Class Participation and Discussion: 50%
Readings & Quizzes: 30%
Final Project: 20%
A = 95-100 total points
A – = 90-94
B+ = 87-89
B = 83-86
B- = 80-82
C+ = 77-79
C = 73-76
C- = 70-72
D+ = 67-69
D = 60-66
F = 59 or below
The University of Massachusetts Amherst is committed to providing an equal educational opportunity for all students. If you have a documented physical, psychological, or learning disability on file with Disability Services (DS), you may be eligible for reasonable academic accommodations to help you succeed in this course. If you have a documented disability that requires an accommodation, please notify me within the first two weeks of the semester so that we may make appropriate arrangements.
Academic Honesty Statement:
Since the integrity of the academic enterprise of any institution of higher education requires honesty in scholarship and research, academic honesty is required of all students at the University of Massachusetts Amherst.
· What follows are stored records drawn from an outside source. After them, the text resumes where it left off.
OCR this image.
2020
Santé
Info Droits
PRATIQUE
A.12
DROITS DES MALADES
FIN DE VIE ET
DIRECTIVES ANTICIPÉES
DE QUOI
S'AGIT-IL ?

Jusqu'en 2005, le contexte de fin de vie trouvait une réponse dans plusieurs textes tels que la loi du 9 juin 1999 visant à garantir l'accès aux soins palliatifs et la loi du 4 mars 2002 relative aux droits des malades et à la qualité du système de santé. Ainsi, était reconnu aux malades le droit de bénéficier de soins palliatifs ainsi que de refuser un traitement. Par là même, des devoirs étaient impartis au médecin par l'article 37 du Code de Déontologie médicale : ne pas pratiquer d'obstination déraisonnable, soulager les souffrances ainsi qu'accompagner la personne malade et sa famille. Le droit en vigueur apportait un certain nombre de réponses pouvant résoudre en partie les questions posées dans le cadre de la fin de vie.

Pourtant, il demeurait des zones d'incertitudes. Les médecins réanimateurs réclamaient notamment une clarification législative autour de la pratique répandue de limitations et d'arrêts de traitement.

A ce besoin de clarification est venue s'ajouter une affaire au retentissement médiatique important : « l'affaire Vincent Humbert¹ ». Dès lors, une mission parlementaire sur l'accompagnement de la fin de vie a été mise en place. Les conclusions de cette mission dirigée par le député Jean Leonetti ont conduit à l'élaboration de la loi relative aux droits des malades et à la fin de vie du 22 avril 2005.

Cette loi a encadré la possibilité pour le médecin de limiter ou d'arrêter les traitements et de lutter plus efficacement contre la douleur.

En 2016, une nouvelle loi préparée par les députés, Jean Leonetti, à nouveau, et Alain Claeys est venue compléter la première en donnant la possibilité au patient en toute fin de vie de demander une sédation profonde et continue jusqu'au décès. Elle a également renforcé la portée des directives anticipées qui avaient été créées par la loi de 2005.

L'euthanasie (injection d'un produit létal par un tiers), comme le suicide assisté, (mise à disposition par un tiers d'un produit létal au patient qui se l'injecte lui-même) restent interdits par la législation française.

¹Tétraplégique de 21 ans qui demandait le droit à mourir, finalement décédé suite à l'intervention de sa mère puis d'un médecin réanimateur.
Academic dishonesty is prohibited in all programs of the University. Academic dishonesty includes but is not limited to: cheating, fabrication, plagiarism, and facilitating dishonesty. Appropriate sanctions may be imposed on any student who has committed an act of academic dishonesty. Instructors should take reasonable steps to address academic misconduct. Any person who has reason to believe that a student has committed academic dishonesty should bring such information to the attention of the appropriate course instructor as soon as possible. Instances of academic dishonesty not related to a specific course should be brought to the attention of the appropriate department Head or Chair. Since students are expected to be familiar with this policy and the commonly accepted standards of academic integrity, ignorance of such standards is not normally sufficient evidence of lack of intent (http://www.umass.edu/dean_students/codeofconduct/acadhonesty/).
This course is a fully asynchronous online class offered through the UMass Blackboard learning system. As an asynchronous course there are no specific days/times when you need to be online. However, you need to complete all assignments by the due dates and times as specified on the Course Calendar found in Blackboard. This is not a “self-paced” course – it is expected that you will engage regularly with the course site, with me, and with your classmates.
As a two-credit course running over 12-weeks you should plan to spend between 10-15 hours a week to learn, study, and interact in our online classroom. Be sure to log into our course site every two to three days to review announcements, participate in ongoing discussions, check for grades and feedback, and ensure you are engaging with the course material, your classmates, and with me.
This class is part of the Sustainable Food and Farming Online Certificate Program and will count toward the Associate of Science degree as well as the Online B.S. degree. Online classes cost $482/credit.